Les performances des joueurs de sa propre équipe sont également scrutées par l’analyste vidéo. Des informations cruciales collectées en matchs mais aussi lors des sessions d’entraînement afin d’orienter les correctifs du coach à son effectif. «L’analyste vidéo a également un regard sur la performance de sa propre équipe. Si elle arrive à appliquer en match les principes de jeu du coach. Il fait des retours à l’entraîneur sur l’assimilation des joueurs au projet de jeu. Ce qu’il faut changer, ce qu’il faut améliorer (…) », relève-t-il.
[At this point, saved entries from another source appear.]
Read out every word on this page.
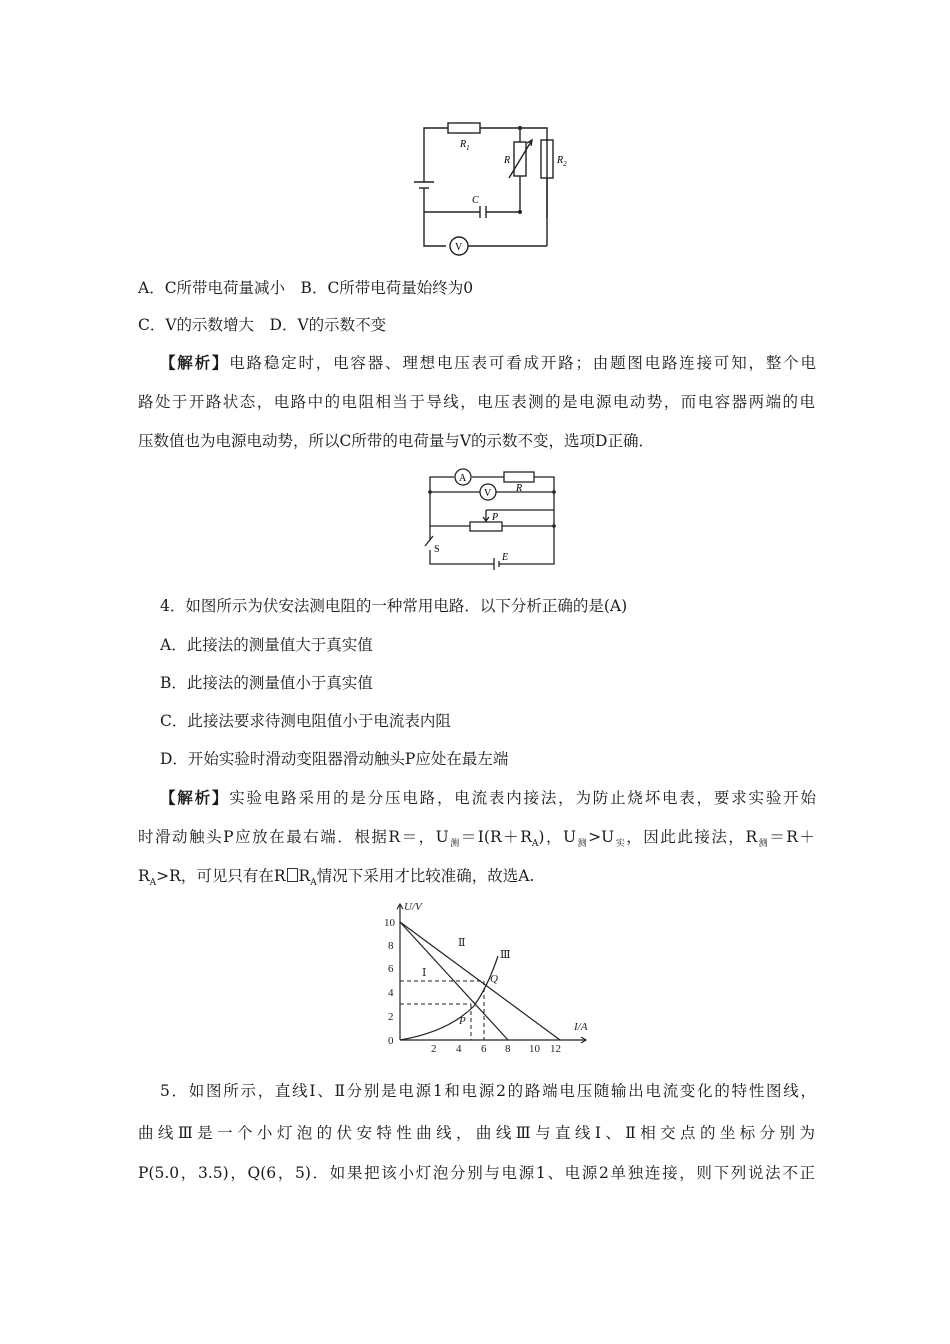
$R_1$
R	$R_2$
C
V
A．C所带电荷量减小　B．C所带电荷量始终为0
C．V的示数增大　D．V的示数不变
【解析】电路稳定时，电容器、理想电压表可看成开路；由题图电路连接可知，整个电
路处于开路状态，电路中的电阻相当于导线，电压表测的是电源电动势，而电容器两端的电
压数值也为电源电动势，所以C所带的电荷量与V的示数不变，选项D正确．
A
V R
P
S
E
4．如图所示为伏安法测电阻的一种常用电路．以下分析正确的是(A)
A．此接法的测量值大于真实值
B．此接法的测量值小于真实值
C．此接法要求待测电阻值小于电流表内阻
D．开始实验时滑动变阻器滑动触头P应处在最左端
【解析】实验电路采用的是分压电路，电流表内接法，为防止烧坏电表，要求实验开始
时滑动触头P应放在最右端．根据R＝，$U_测=I(R+R_A)$，$U_测>U_实$，因此此接法，$R_测=R+$
$R_A>R$，可见只有在R $R_A$情况下采用才比较准确，故选A.
U/V
I/A
10
8
6
4
2
0
2 4 6 8 10 12
Ⅰ
Ⅱ
Ⅲ
P
Q
5．如图所示，直线Ⅰ、Ⅱ分别是电源1和电源2的路端电压随输出电流变化的特性图线，
曲线Ⅲ是一个小灯泡的伏安特性曲线，曲线Ⅲ与直线Ⅰ、Ⅱ相交点的坐标分别为
P(5.0，3.5)，Q(6，5)．如果把该小灯泡分别与电源1、电源2单独连接，则下列说法不正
Ibrahima Diop analyste vidéo du Jaraaf
Ibrahima Diop analyste vidéo du Jaraaf

Youssouph Dabo, le coach idéal pour se développer

Ses travaux à l’état informel ont convaincu l’ancien entraîneur au Red Star (France). Les sensibilités footballistiques de Youssouph Dabo collent parfaitement avec celles d’Ibrahima. «L’analyste vidéo est tenu de s’aligner sur la vision du coach qui lui dit comment il compte jouer, même s’il en a une différente. Heureusement que le coach Dabo et moi partageons la même vision du football, un football qui ose. On a fait pas mal de matchs en pré-saison où j’ai pu faire une vidéo qu’on appelle vidéo - projet de jeu qu’on a présenté aux joueurs avant le début de saison. Ça leur permet de voir concrètement les positions qu’il faut avoir et comment l’équipe est articulée avec et sans le ballon», a expliqué Ibrahima.
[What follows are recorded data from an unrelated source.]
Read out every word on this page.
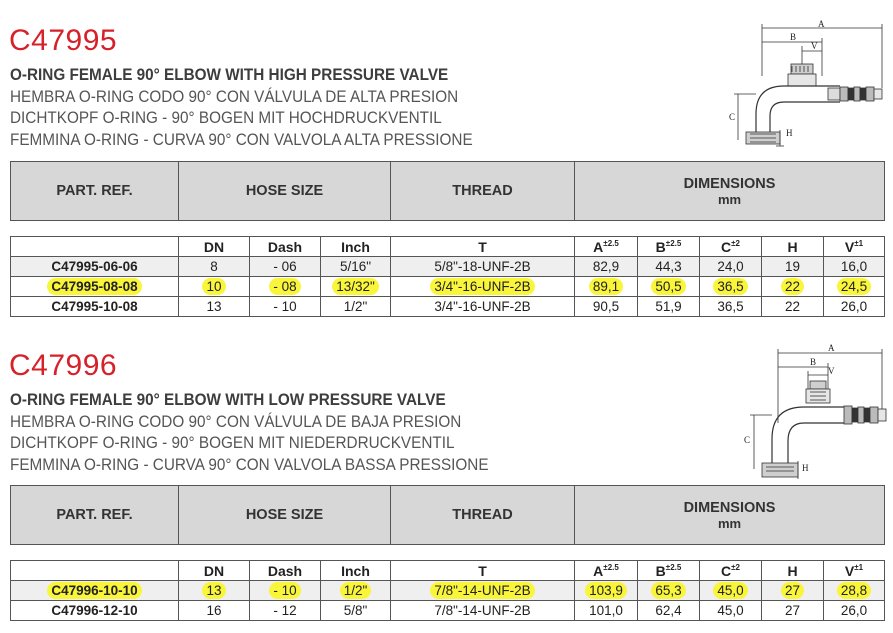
C47995
O-RING FEMALE 90° ELBOW WITH HIGH PRESSURE VALVE
HEMBRA O-RING CODO 90° CON VÁLVULA DE ALTA PRESION
DICHTKOPF O-RING - 90° BOGEN MIT HOCHDRUCKVENTIL
FEMMINA O-RING - CURVA 90° CON VALVOLA ALTA PRESSIONE
A
B
V
C
H
PART. REF.	HOSE SIZE	THREAD	DIMENSIONS
mm
	DN	Dash	Inch	T	$A^{\pm 2.5}$	$B^{\pm 2.5}$	$C^{\pm 2}$	H	$V^{\pm 1}$
C47995-06-06	8	- 06	5/16"	5/8"-18-UNF-2B	82,9	44,3	24,0	19	16,0
C47995-08-08	10	- 08	13/32"	3/4"-16-UNF-2B	89,1	50,5	36,5	22	24,5
C47995-10-08	13	- 10	1/2"	3/4"-16-UNF-2B	90,5	51,9	36,5	22	26,0
C47996
O-RING FEMALE 90° ELBOW WITH LOW PRESSURE VALVE
HEMBRA O-RING CODO 90° CON VÁLVULA DE BAJA PRESION
DICHTKOPF O-RING - 90° BOGEN MIT NIEDERDRUCKVENTIL
FEMMINA O-RING - CURVA 90° CON VALVOLA BASSA PRESSIONE
A
B
V
C
H
PART. REF.	HOSE SIZE	THREAD	DIMENSIONS
mm
	DN	Dash	Inch	T	$A^{\pm 2.5}$	$B^{\pm 2.5}$	$C^{\pm 2}$	H	$V^{\pm 1}$
C47996-10-10	13	- 10	1/2"	7/8"-14-UNF-2B	103,9	65,3	45,0	27	28,8
C47996-12-10	16	- 12	5/8"	7/8"-14-UNF-2B	101,0	62,4	45,0	27	26,0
Même si le Jaraaf connaît une première partie de saison compliquée avec une 7ème place au classement avec un match en moins, Ibrahima Diop se plaît à essayer d’apporter des informations pouvant aider le club de la Médina à se replacer dans la course au titre, malgré 7 points de retard sur le leader Diambars. «Lors des matchs, je suis en tribune. J’observe et je prends des notes. À la mi-temps je descends aux vestiaires pour faire un briefing très rapide au coach. Il pourra dès lors utiliser ces informations pour mieux appréhender la 2ème mi-temps. Enfin, l’analyse d’après match, toujours utile pour les séances d’entraînement à venir.»

Absence de vidéos de qualité, principal obstacle au Sénégal

Le travail de l’analyste vidéo requiert un logiciel performant mais aussi des rencontres filmées de telle sorte à produire des vidéos «exploitables» a expliqué Ibrahima Diop. Une denrée rare dans le championnat sénégalais. «La grande majorité des matchs sont diffusés sur les sites internet et chaînes YouTube. Il y a le partenariat entre la Ligue professionnelle et la 2STV qui diffuse certains matchs (un match à chaque journée, ndlr). Mais pour le travail de l’analyste, il faut des vidéos exploitables, des matchs filmés sur grand angle. L’analyste a besoin de voir les dynamiques d’ensemble. Il y a des matchs pour lesquels on n’a aucune vidéo. On se rabat sur les matchs des saisons précédentes ou, on fouille sur le net pour décrocher un bout de match. Des vidéos exploitables, c'est la grande difficulté pour des analystes vidéo évoluant dans le championnat du Sénégal», a-t-il relaté.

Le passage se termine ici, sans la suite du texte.